As BiliBid continues to grow, I foresee new problems that may arise. Most of them are due to concurrency (users accessing the same resource at the same moment). I have to tweak and optimize my code and queries from time to time to make it as efficient as possible, while maintaining correctness.
Testing the changes is even harder. It’s hard to replicate a potential problem, since first and foremost it does not entail a single request only. It’s a combination of continuous requests (for the timer, messages, and bid history) and user-triggered requests (placing a bid) from multiple clients. At times, there’s no assurance that the changes I’ve made will prevent those problems from happening. What I do is just convince myself that the changes I’ve made were for the better. Once convinced, I deploy it to the production server and hope for the best.

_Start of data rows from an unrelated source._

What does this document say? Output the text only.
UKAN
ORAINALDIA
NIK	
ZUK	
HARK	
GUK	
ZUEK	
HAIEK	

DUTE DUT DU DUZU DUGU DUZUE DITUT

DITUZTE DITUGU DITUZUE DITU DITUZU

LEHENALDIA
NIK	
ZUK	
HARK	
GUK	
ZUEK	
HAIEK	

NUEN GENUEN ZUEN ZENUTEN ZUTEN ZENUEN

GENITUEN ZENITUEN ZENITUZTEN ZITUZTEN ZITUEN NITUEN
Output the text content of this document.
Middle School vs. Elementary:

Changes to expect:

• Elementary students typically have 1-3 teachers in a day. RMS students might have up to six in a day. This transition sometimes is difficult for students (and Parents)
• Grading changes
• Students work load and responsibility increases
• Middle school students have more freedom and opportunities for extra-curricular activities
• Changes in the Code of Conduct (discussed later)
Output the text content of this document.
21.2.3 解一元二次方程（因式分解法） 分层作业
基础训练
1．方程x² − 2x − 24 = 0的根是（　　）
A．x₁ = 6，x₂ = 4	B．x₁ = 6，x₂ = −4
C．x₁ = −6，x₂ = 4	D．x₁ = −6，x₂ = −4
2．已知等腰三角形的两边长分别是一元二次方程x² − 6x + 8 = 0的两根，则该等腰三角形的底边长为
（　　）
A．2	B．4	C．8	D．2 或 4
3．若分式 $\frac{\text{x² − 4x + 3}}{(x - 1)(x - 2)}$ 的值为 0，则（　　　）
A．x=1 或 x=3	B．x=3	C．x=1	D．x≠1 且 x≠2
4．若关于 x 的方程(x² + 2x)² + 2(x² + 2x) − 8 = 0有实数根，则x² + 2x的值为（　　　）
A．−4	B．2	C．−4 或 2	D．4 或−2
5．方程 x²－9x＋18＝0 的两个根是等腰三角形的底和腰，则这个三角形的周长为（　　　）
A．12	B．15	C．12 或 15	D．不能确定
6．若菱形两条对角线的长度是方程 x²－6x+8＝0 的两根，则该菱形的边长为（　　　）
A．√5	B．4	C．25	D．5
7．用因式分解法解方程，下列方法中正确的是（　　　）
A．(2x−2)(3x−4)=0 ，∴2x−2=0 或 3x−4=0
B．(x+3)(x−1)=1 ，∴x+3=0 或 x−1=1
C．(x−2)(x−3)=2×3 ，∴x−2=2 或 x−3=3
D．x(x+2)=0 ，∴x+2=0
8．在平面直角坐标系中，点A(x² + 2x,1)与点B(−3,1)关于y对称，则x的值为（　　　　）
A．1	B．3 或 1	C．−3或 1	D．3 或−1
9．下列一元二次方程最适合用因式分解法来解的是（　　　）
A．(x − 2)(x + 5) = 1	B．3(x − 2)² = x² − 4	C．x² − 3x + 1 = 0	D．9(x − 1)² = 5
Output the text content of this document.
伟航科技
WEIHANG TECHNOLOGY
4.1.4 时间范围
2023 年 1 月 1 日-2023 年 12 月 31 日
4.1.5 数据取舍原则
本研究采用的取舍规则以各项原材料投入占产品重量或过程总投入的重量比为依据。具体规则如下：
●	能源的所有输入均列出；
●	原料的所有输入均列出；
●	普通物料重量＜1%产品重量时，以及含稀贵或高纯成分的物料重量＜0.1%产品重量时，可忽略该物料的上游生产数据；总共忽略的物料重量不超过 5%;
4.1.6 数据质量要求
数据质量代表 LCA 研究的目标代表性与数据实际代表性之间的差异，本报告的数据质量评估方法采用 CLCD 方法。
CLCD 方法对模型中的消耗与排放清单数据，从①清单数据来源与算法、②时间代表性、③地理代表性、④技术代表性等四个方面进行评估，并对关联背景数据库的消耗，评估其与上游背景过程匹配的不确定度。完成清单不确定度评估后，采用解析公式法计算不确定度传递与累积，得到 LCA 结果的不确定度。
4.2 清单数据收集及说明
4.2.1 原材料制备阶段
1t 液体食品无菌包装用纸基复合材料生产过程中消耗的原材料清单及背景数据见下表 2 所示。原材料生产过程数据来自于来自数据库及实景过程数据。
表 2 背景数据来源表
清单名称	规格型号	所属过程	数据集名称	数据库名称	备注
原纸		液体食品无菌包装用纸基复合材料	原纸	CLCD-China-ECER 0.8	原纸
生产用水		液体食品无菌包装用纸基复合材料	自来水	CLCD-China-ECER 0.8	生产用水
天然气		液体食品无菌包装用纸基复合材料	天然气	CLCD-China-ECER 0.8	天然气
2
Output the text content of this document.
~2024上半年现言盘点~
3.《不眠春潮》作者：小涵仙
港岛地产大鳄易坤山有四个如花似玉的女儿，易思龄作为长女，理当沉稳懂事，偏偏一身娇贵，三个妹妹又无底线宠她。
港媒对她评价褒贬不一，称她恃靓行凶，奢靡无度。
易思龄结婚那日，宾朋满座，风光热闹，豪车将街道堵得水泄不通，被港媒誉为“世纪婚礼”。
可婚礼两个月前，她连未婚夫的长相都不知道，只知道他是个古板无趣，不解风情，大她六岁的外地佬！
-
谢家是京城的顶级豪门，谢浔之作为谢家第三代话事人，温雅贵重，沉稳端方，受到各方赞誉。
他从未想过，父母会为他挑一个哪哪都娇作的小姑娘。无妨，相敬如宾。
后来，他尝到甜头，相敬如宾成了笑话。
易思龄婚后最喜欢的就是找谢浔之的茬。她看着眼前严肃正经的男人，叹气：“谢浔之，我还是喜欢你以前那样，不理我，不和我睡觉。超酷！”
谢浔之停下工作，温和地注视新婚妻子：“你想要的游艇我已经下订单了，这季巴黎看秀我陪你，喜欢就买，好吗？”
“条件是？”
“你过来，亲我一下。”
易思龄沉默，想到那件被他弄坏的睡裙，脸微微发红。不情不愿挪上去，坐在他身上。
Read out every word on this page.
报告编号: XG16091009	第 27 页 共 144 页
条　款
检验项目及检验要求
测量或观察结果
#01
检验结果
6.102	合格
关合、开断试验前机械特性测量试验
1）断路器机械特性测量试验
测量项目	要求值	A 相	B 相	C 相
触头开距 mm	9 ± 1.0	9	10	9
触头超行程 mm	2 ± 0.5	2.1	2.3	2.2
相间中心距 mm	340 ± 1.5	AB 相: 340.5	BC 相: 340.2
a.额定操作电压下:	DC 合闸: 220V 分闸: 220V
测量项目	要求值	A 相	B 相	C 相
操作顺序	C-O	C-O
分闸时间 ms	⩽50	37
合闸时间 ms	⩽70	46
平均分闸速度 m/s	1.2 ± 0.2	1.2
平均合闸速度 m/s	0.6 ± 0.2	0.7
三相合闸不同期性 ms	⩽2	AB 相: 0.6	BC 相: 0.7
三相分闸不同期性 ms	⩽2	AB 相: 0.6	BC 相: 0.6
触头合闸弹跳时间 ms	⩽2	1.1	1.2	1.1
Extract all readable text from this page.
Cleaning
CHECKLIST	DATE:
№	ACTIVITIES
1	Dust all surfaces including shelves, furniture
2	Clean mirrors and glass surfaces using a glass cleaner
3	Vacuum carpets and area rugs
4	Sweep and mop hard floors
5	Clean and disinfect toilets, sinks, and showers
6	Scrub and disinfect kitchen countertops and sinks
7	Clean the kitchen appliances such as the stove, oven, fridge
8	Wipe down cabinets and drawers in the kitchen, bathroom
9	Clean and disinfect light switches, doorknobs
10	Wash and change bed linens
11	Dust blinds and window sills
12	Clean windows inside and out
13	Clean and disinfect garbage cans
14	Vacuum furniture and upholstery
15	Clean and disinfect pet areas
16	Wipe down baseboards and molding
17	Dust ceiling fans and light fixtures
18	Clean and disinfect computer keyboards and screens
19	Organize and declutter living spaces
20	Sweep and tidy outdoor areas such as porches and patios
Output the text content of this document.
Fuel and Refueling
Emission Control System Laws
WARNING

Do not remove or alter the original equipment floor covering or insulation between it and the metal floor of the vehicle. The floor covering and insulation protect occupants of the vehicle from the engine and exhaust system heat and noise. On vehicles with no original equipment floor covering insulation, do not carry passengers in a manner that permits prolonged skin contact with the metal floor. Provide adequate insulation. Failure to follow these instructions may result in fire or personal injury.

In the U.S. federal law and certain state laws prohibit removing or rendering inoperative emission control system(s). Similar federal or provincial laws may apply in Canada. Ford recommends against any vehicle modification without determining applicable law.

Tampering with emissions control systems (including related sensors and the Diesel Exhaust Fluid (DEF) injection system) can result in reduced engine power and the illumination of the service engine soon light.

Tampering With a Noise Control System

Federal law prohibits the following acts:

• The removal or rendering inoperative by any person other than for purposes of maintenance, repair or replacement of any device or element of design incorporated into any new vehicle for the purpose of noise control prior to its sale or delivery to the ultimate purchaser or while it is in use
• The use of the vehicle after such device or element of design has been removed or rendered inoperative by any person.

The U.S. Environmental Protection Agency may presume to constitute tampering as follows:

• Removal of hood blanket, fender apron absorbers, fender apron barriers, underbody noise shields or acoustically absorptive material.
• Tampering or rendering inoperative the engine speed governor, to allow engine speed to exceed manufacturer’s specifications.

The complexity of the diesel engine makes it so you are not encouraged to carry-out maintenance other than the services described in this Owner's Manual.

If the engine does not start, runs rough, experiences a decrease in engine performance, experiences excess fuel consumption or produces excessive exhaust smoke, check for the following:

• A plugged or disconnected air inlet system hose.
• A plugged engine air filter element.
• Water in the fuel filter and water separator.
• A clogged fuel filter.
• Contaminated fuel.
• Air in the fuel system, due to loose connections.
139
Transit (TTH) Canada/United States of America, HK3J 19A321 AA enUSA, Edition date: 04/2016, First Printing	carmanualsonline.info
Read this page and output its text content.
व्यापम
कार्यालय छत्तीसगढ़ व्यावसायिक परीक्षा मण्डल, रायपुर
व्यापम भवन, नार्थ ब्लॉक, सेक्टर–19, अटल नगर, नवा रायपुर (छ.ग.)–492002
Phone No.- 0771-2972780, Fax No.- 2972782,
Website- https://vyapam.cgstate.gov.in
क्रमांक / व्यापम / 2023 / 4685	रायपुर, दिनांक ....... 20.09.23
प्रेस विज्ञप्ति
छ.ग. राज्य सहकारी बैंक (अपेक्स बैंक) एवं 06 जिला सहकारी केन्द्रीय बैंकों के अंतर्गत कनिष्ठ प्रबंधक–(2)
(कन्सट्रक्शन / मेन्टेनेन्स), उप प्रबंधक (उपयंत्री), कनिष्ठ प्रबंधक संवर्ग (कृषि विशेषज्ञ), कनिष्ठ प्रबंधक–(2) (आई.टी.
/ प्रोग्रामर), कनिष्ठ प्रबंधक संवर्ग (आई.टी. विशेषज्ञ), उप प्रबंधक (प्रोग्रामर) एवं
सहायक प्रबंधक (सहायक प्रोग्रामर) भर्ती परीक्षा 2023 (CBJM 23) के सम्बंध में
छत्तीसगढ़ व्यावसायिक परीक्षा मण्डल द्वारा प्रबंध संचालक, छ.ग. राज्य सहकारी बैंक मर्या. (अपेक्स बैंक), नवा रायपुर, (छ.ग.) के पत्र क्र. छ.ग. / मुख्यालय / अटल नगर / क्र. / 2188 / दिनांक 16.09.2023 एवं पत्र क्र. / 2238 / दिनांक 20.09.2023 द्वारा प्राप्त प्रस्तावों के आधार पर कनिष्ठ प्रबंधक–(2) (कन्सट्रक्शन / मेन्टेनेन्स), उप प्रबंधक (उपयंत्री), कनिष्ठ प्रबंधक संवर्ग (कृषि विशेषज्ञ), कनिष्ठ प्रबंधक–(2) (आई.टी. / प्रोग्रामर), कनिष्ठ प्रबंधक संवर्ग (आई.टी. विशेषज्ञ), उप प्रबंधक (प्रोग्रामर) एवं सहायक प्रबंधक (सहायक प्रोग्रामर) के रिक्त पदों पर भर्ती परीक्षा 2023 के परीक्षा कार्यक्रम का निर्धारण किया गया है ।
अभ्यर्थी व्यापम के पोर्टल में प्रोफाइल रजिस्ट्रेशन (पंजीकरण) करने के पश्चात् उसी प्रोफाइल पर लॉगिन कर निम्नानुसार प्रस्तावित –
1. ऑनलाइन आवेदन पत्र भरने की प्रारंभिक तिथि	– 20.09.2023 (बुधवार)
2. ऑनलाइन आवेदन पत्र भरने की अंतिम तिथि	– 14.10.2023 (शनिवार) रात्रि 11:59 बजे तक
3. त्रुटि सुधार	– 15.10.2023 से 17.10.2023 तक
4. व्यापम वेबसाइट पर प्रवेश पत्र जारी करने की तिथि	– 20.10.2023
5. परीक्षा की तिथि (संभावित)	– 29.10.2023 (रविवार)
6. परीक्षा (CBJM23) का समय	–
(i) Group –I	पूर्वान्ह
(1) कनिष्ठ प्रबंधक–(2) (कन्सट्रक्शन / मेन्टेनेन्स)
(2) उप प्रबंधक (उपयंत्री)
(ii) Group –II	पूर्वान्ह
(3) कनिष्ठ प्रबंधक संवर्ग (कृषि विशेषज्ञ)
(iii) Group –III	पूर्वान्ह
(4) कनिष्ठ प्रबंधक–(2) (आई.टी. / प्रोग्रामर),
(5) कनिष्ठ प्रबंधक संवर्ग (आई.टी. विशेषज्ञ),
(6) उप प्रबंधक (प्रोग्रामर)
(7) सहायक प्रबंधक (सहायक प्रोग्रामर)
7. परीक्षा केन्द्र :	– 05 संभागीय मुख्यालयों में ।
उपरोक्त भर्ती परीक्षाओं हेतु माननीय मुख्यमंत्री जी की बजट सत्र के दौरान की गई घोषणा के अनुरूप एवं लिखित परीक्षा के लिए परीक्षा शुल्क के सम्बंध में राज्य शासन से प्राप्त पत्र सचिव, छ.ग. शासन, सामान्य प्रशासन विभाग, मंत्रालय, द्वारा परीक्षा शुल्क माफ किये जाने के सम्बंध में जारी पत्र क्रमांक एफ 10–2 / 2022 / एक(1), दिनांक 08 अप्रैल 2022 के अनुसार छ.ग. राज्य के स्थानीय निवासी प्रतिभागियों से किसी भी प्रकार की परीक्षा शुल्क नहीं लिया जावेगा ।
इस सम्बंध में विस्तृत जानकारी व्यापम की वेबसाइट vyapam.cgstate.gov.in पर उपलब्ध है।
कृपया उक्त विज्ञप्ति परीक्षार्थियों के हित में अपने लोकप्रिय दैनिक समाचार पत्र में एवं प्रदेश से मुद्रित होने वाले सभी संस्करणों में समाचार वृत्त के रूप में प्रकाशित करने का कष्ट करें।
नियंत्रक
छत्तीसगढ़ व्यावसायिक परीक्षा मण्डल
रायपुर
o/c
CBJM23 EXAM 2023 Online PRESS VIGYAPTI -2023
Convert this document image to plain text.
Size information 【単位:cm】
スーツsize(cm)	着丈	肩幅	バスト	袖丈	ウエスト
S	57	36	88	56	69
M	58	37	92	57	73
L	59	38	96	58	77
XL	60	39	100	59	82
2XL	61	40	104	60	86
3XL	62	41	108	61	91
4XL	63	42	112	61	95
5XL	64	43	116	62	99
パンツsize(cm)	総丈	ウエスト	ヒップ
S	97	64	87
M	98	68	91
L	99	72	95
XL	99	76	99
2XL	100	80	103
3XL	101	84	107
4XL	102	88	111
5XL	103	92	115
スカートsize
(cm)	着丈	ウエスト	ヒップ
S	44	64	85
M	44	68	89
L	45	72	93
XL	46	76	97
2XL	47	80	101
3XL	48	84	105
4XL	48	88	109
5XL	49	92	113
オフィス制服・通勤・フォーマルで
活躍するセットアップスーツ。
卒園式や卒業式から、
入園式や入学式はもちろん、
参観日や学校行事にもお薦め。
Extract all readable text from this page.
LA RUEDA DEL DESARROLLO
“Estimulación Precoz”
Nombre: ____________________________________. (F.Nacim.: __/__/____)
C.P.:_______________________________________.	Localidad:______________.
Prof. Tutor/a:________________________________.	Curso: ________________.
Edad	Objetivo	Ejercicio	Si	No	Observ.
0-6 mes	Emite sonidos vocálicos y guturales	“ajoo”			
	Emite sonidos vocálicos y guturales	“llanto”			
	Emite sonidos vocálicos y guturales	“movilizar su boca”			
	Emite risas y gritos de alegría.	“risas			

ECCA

Maintaining BiliBid is not as easy as it may seem. It requires attention especially during the first bidding night after changes were committed. I have to trust on my gut feeling to decide whether to rollback the changes or not.
On the lighter note, I see this strenuous task of maintaining BiliBid as a learning experience. I learned a lot from BiliBid alone. For the love of BiliBid, I’ve read a lot of articles on server hardening, tweaking database and web servers and other related stuff.